There is plenty to celebrate in American evangelicalism; God knows there is plenty to criticize. But I am not a good enough writer to do those things well. I’ll stick with the basics: this is who I am, this is where I come from, this is where we are going.



Poem for Mother’s Day

If Mother’s Day is a holiday created by the unholy trinity of the greeting card companies, florists, and multinational confectionary conglomerates, good for them. They have unwittingly used their powers for good.
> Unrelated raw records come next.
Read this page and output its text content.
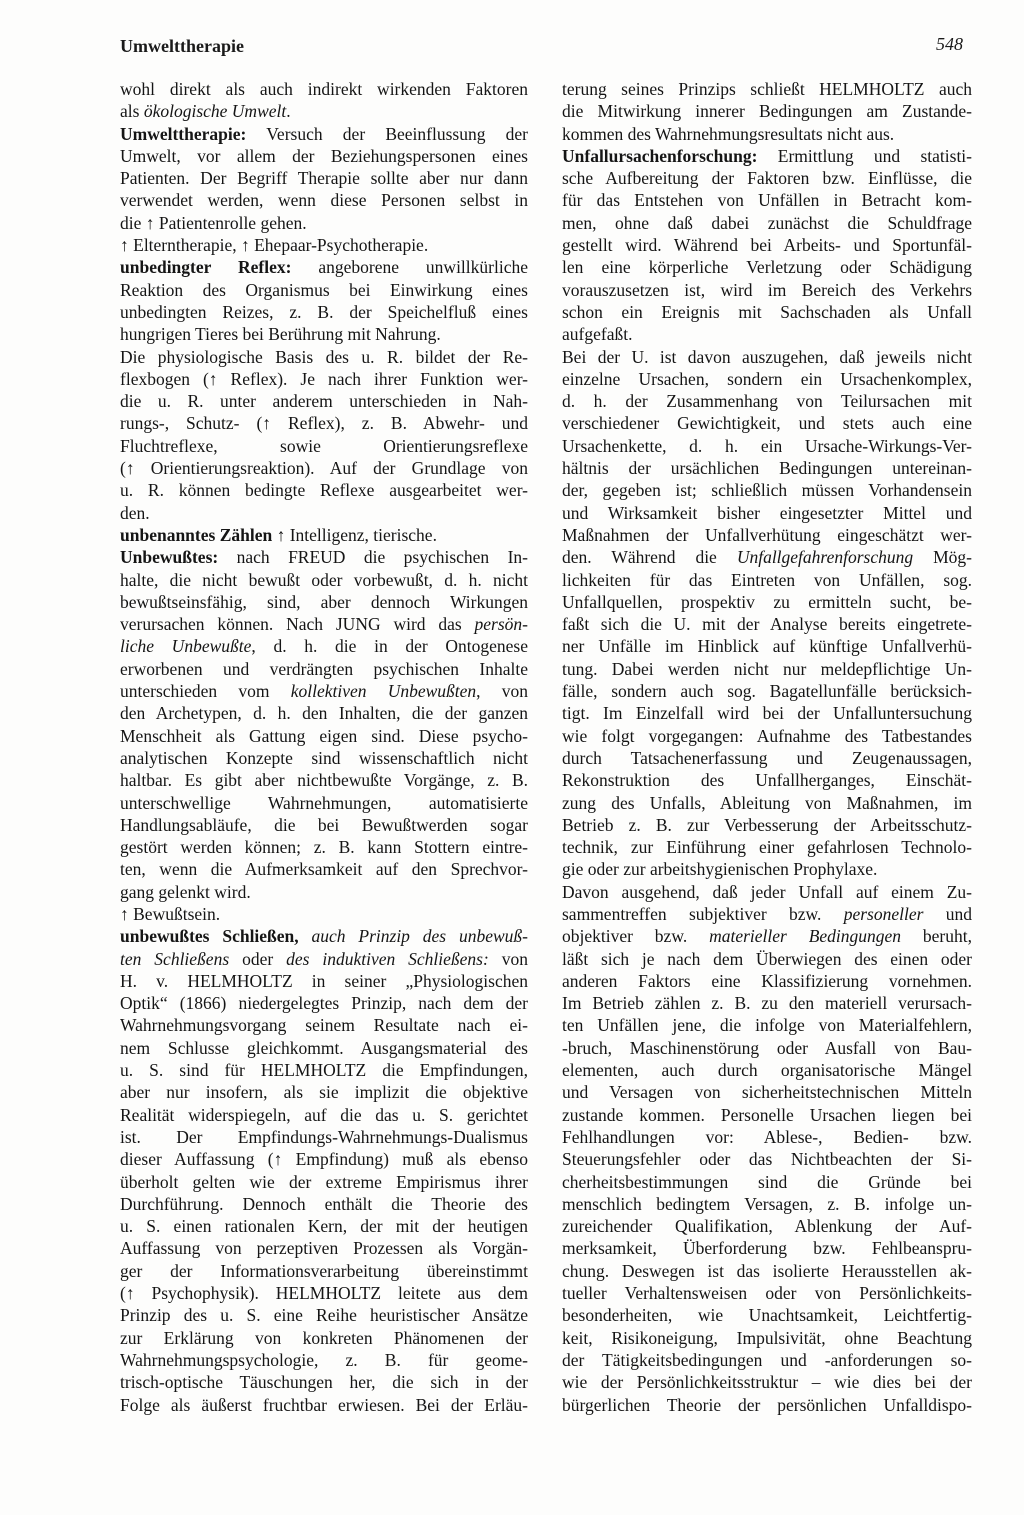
Umwelttherapie	548
wohl direkt als auch indirekt wirkenden Faktoren
als ökologische Umwelt.
Umwelttherapie: Versuch der Beeinflussung der
Umwelt, vor allem der Beziehungspersonen eines
Patienten. Der Begriff Therapie sollte aber nur dann
verwendet werden, wenn diese Personen selbst in
die ↑ Patientenrolle gehen.
↑ Elterntherapie, ↑ Ehepaar-Psychotherapie.
unbedingter Reflex: angeborene unwillkürliche
Reaktion des Organismus bei Einwirkung eines
unbedingten Reizes, z. B. der Speichelfluß eines
hungrigen Tieres bei Berührung mit Nahrung.
Die physiologische Basis des u. R. bildet der Re-
flexbogen (↑ Reflex). Je nach ihrer Funktion wer-
die u. R. unter anderem unterschieden in Nah-
rungs-, Schutz- (↑ Reflex), z. B. Abwehr- und
Fluchtreflexe, sowie Orientierungsreflexe
(↑ Orientierungsreaktion). Auf der Grundlage von
u. R. können bedingte Reflexe ausgearbeitet wer-
den.
unbenanntes Zählen ↑ Intelligenz, tierische.
Unbewußtes: nach FREUD die psychischen In-
halte, die nicht bewußt oder vorbewußt, d. h. nicht
bewußtseinsfähig, sind, aber dennoch Wirkungen
verursachen können. Nach JUNG wird das persön-
liche Unbewußte, d. h. die in der Ontogenese
erworbenen und verdrängten psychischen Inhalte
unterschieden vom kollektiven Unbewußten, von
den Archetypen, d. h. den Inhalten, die der ganzen
Menschheit als Gattung eigen sind. Diese psycho-
analytischen Konzepte sind wissenschaftlich nicht
haltbar. Es gibt aber nichtbewußte Vorgänge, z. B.
unterschwellige Wahrnehmungen, automatisierte
Handlungsabläufe, die bei Bewußtwerden sogar
gestört werden können; z. B. kann Stottern eintre-
ten, wenn die Aufmerksamkeit auf den Sprechvor-
gang gelenkt wird.
↑ Bewußtsein.
unbewußtes Schließen, auch Prinzip des unbewuß-
ten Schließens oder des induktiven Schließens: von
H. v. HELMHOLTZ in seiner „Physiologischen
Optik“ (1866) niedergelegtes Prinzip, nach dem der
Wahrnehmungsvorgang seinem Resultate nach ei-
nem Schlusse gleichkommt. Ausgangsmaterial des
u. S. sind für HELMHOLTZ die Empfindungen,
aber nur insofern, als sie implizit die objektive
Realität widerspiegeln, auf die das u. S. gerichtet
ist. Der Empfindungs-Wahrnehmungs-Dualismus
dieser Auffassung (↑ Empfindung) muß als ebenso
überholt gelten wie der extreme Empirismus ihrer
Durchführung. Dennoch enthält die Theorie des
u. S. einen rationalen Kern, der mit der heutigen
Auffassung von perzeptiven Prozessen als Vorgän-
ger der Informationsverarbeitung übereinstimmt
(↑ Psychophysik). HELMHOLTZ leitete aus dem
Prinzip des u. S. eine Reihe heuristischer Ansätze
zur Erklärung von konkreten Phänomenen der
Wahrnehmungspsychologie, z. B. für geome-
trisch-optische Täuschungen her, die sich in der
Folge als äußerst fruchtbar erwiesen. Bei der Erläu-
terung seines Prinzips schließt HELMHOLTZ auch
die Mitwirkung innerer Bedingungen am Zustande-
kommen des Wahrnehmungsresultats nicht aus.
Unfallursachenforschung: Ermittlung und statisti-
sche Aufbereitung der Faktoren bzw. Einflüsse, die
für das Entstehen von Unfällen in Betracht kom-
men, ohne daß dabei zunächst die Schuldfrage
gestellt wird. Während bei Arbeits- und Sportunfäl-
len eine körperliche Verletzung oder Schädigung
vorauszusetzen ist, wird im Bereich des Verkehrs
schon ein Ereignis mit Sachschaden als Unfall
aufgefaßt.
Bei der U. ist davon auszugehen, daß jeweils nicht
einzelne Ursachen, sondern ein Ursachenkomplex,
d. h. der Zusammenhang von Teilursachen mit
verschiedener Gewichtigkeit, und stets auch eine
Ursachenkette, d. h. ein Ursache-Wirkungs-Ver-
hältnis der ursächlichen Bedingungen untereinan-
der, gegeben ist; schließlich müssen Vorhandensein
und Wirksamkeit bisher eingesetzter Mittel und
Maßnahmen der Unfallverhütung eingeschätzt wer-
den. Während die Unfallgefahrenforschung Mög-
lichkeiten für das Eintreten von Unfällen, sog.
Unfallquellen, prospektiv zu ermitteln sucht, be-
faßt sich die U. mit der Analyse bereits eingetrete-
ner Unfälle im Hinblick auf künftige Unfallverhü-
tung. Dabei werden nicht nur meldepflichtige Un-
fälle, sondern auch sog. Bagatellunfälle berücksich-
tigt. Im Einzelfall wird bei der Unfalluntersuchung
wie folgt vorgegangen: Aufnahme des Tatbestandes
durch Tatsachenerfassung und Zeugenaussagen,
Rekonstruktion des Unfallherganges, Einschät-
zung des Unfalls, Ableitung von Maßnahmen, im
Betrieb z. B. zur Verbesserung der Arbeitsschutz-
technik, zur Einführung einer gefahrlosen Technolo-
gie oder zur arbeitshygienischen Prophylaxe.
Davon ausgehend, daß jeder Unfall auf einem Zu-
sammentreffen subjektiver bzw. personeller und
objektiver bzw. materieller Bedingungen beruht,
läßt sich je nach dem Überwiegen des einen oder
anderen Faktors eine Klassifizierung vornehmen.
Im Betrieb zählen z. B. zu den materiell verursach-
ten Unfällen jene, die infolge von Materialfehlern,
-bruch, Maschinenstörung oder Ausfall von Bau-
elementen, auch durch organisatorische Mängel
und Versagen von sicherheitstechnischen Mitteln
zustande kommen. Personelle Ursachen liegen bei
Fehlhandlungen vor: Ablese-, Bedien- bzw.
Steuerungsfehler oder das Nichtbeachten der Si-
cherheitsbestimmungen sind die Gründe bei
menschlich bedingtem Versagen, z. B. infolge un-
zureichender Qualifikation, Ablenkung der Auf-
merksamkeit, Überforderung bzw. Fehlbeanspru-
chung. Deswegen ist das isolierte Herausstellen ak-
tueller Verhaltensweisen oder von Persönlichkeits-
besonderheiten, wie Unachtsamkeit, Leichtfertig-
keit, Risikoneigung, Impulsivität, ohne Beachtung
der Tätigkeitsbedingungen und -anforderungen so-
wie der Persönlichkeitsstruktur – wie dies bei der
bürgerlichen Theorie der persönlichen Unfalldispo-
It is right for a man to set aside time (ideally more than once a year) to reflect on and respond to the great acts of love shown to him by his mother and by the mother of his child, and also to give his child some extra special attention, because she kind of made this day possible.

Later today, I hope to post something about Kate specifically. In the meantime, here is a poem by Wendell Berry entitled “To My Mother.” The poem was featured on yesterday’s episode of The Writer’s Almanac with Garrison Keillor.

To My Mother

I was your rebellious son,
do you remember? Sometimes
I wonder if you do remember,
so complete has your forgiveness been.

So complete has your forgiveness been
I wonder sometimes if it did not
precede my wrong, and I erred,
safe found, within your love,

prepared ahead of me, the way home,
or my bed at night, so that almost
I should forgive you, who perhaps
foresaw the worst that I might do,

and forgave before I could act,
causing me to smile now, looking back,
to see how paltry was my worst,
compared to your forgiveness of it

already given. And this, then,
is the vision of that Heaven of which
we have heard, where those who love
each other have forgiven each other,

where, for that, the leaves are green,
the light a music in the air,
and all is unentangled,
and all is undismayed.



Writing for Relevant
April 14, 2009, 5:27 pm
Filed under: Books, Writing | Tags: , , , , ,

I have unexpectedly started to do some writing for Relevant, which describes itself as a magazine about God, life, and progressive culture for a readership comprised largely of Christian twenty-somethings.

Two short reviews of “The Wordy Shipmates,” by Sarah Vowell, and “Wendell Berry and the Cultivation of Life: A Reader’s Guide,” by J. Matthew Bonzo and Michael R. Stevens, appeared in the March/April issue. (Can you spot the glaring typo in the Wendell Barry review?)

My Summer Reading Guide will appear in Relevant’s May/June issue, which should hit newsstands any day now.